In an apparent attempt to resemble the Texas case, Giles County school officials recently surrounded the commandments with a variety of other historical documents such as the Magna Carta and the Declaration of Independence.
It might work - but a similar tactic failed in Kentucky. In the McCreary County case, the court ruled that because county officials had a history of using the display to promote a religious message, they did not cure the constitutional problem by adding other documents after the display was challenged.
For mediation to work in Giles County, opponents of posting the commandments will have to forgive the history of school promotion of religion --and accept the current display as an educational exhibit of historic documents.

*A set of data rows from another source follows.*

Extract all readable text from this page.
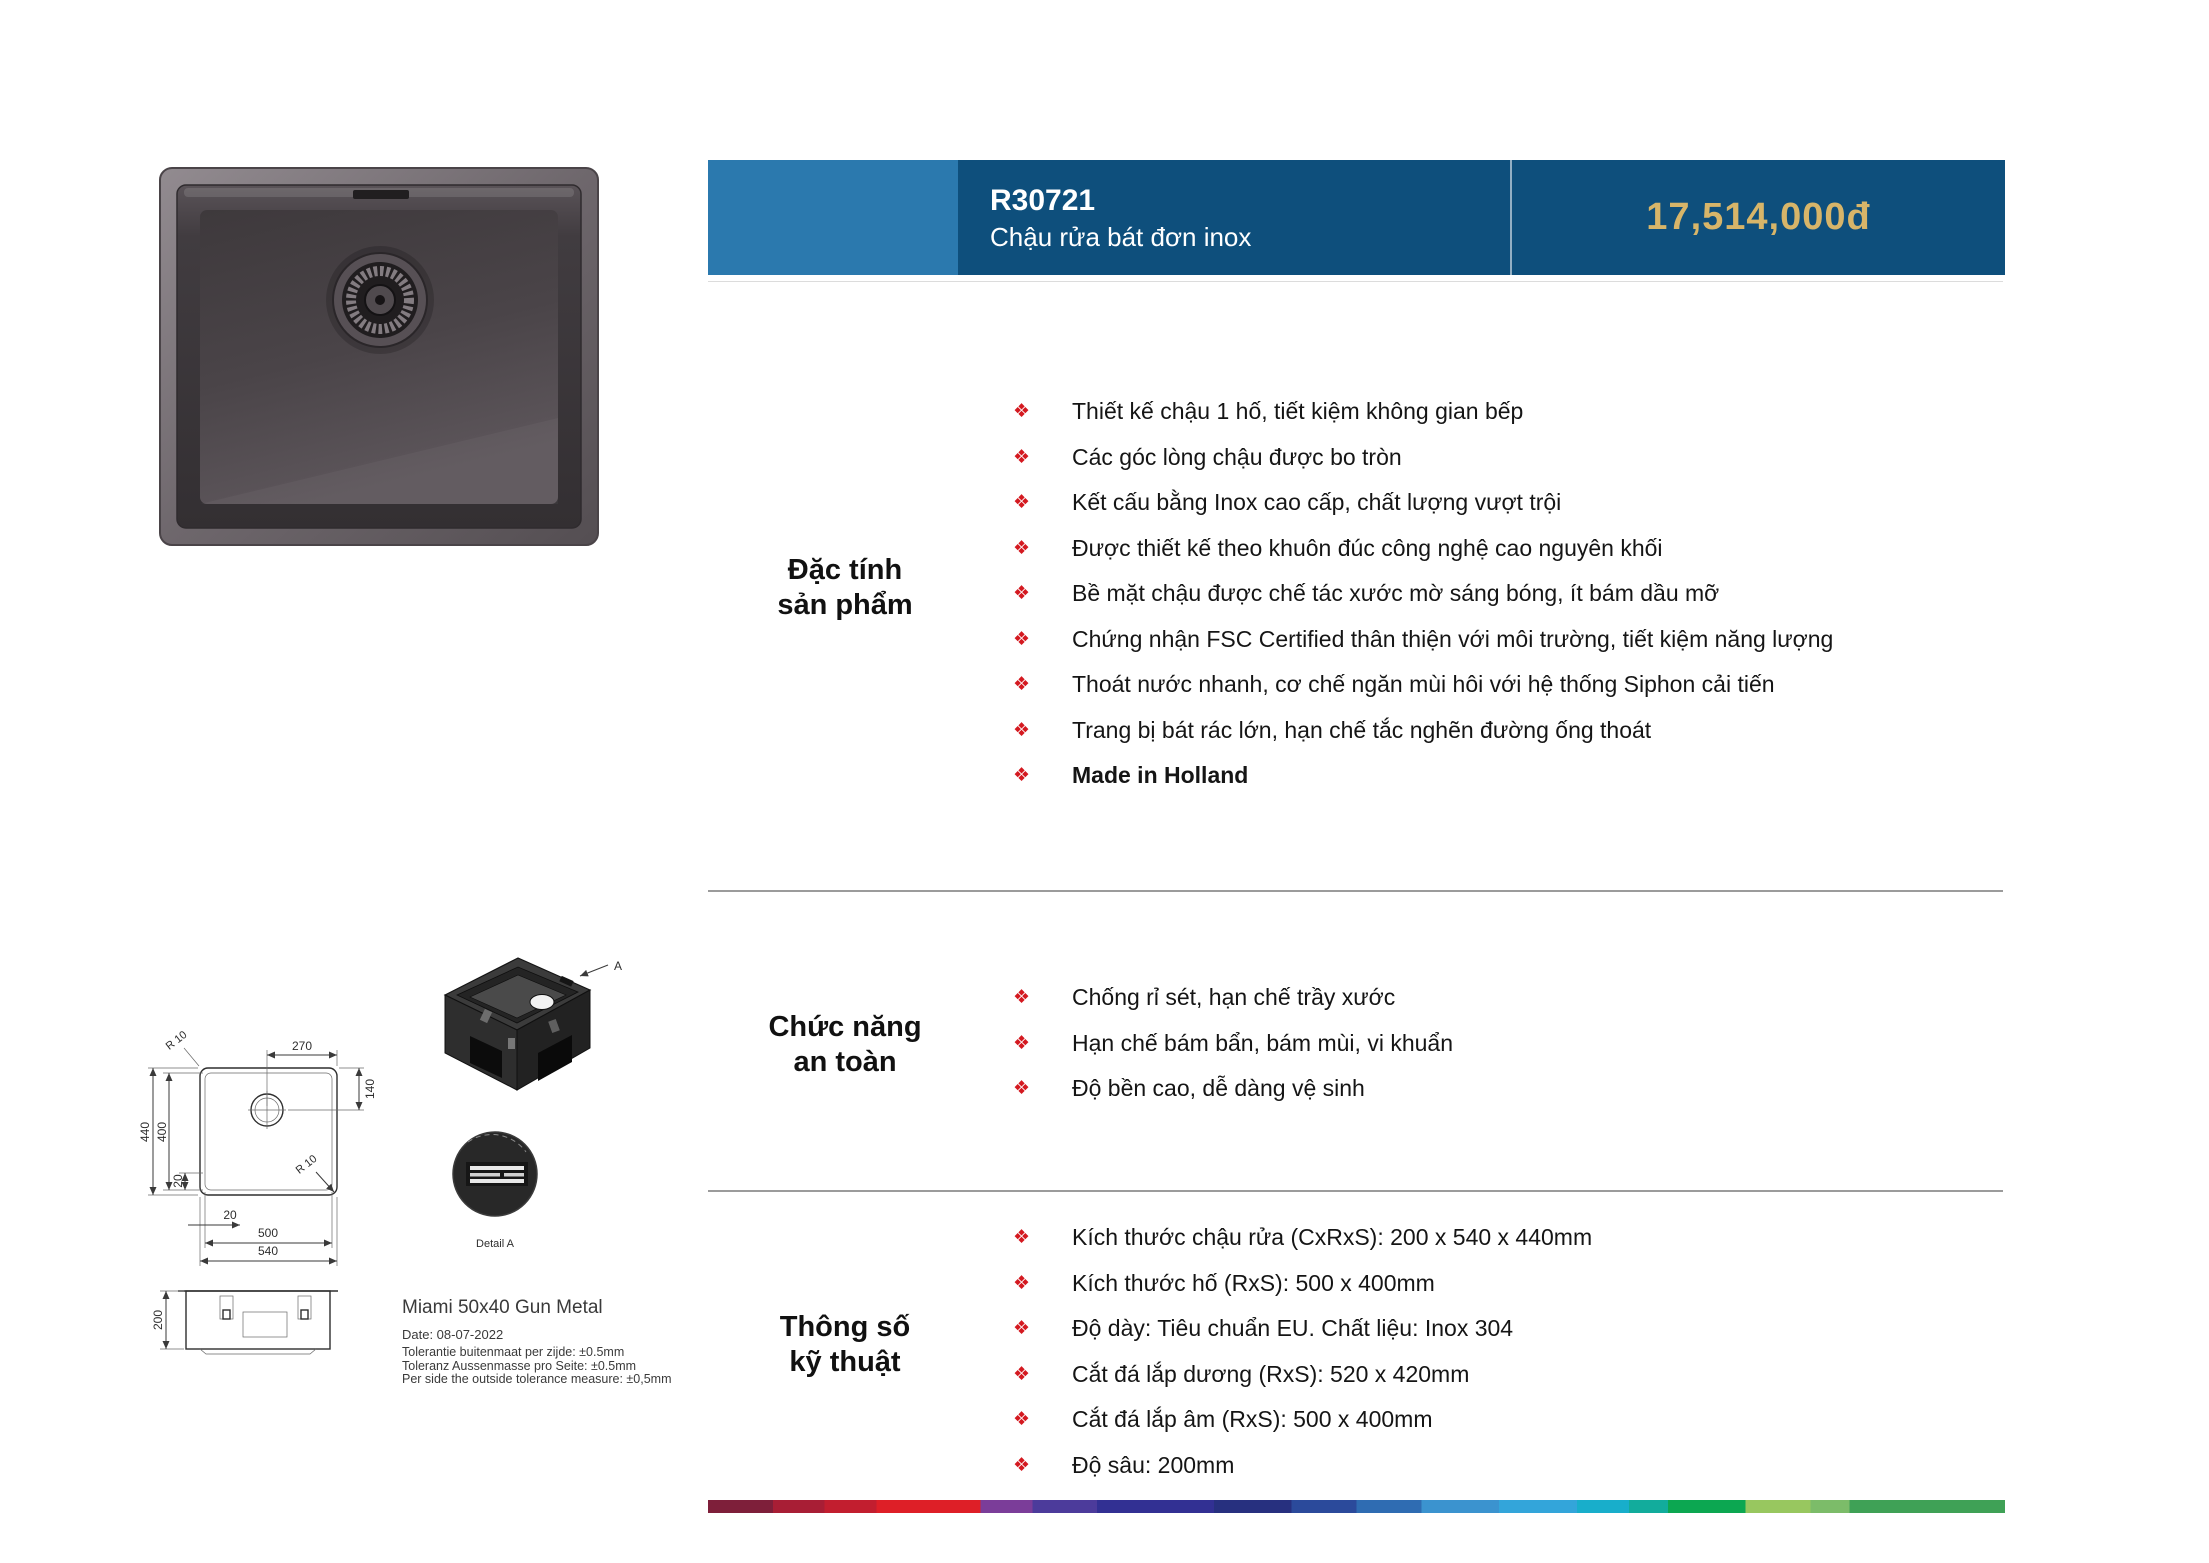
R30721
Chậu rửa bát đơn inox	17,514,000đ
Đặc tính
sản phẩm
❖	Thiết kế chậu 1 hố, tiết kiệm không gian bếp
❖	Các góc lòng chậu được bo tròn
❖	Kết cấu bằng Inox cao cấp, chất lượng vượt trội
❖	Được thiết kế theo khuôn đúc công nghệ cao nguyên khối
❖	Bề mặt chậu được chế tác xước mờ sáng bóng, ít bám dầu mỡ
❖	Chứng nhận FSC Certified thân thiện với môi trường, tiết kiệm năng lượng
❖	Thoát nước nhanh, cơ chế ngăn mùi hôi với hệ thống Siphon cải tiến
❖	Trang bị bát rác lớn, hạn chế tắc nghẽn đường ống thoát
❖	Made in Holland
Chức năng
an toàn
❖	Chống rỉ sét, hạn chế trầy xước
❖	Hạn chế bám bẩn, bám mùi, vi khuẩn
❖	Độ bền cao, dễ dàng vệ sinh
Thông số
kỹ thuật
❖	Kích thước chậu rửa (CxRxS): 200 x 540 x 440mm
❖	Kích thước hố (RxS): 500 x 400mm
❖	Độ dày: Tiêu chuẩn EU. Chất liệu: Inox 304
❖	Cắt đá lắp dương (RxS): 520 x 420mm
❖	Cắt đá lắp âm (RxS): 500 x 400mm
❖	Độ sâu: 200mm
270
140
440 400
20
R 10
R 10
20
500
540
A
Detail A
200
Miami 50x40 Gun Metal
Date: 08-07-2022
Tolerantie buitenmaat per zijde: ±0.5mm
Toleranz Aussenmasse pro Seite: ±0.5mm
Per side the outside tolerance measure: ±0,5mm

Such a compromise is highly unlikely given the bitter conflict of the last two years. It will then be up to Judge Urbanski to decide if the commandments stay or go.
What’s particularly sad about divisive and expensive fights like this is how easily they can be avoided.
If Giles County school officials had heeded the First Amendment in the first place, they could have focused on finding a constitutional place for the Ten Commandments in schools - teach about them in history classes, allow students to form Bible clubs, protect the right of students to appropriately share their faith - and avoided using the school hallway to promote a religious message.
Charles C. Haynes is senior scholar at the Freedom Forum First Amendment Center and director of the Religious Freedom Education Project at the Newseum in Washington.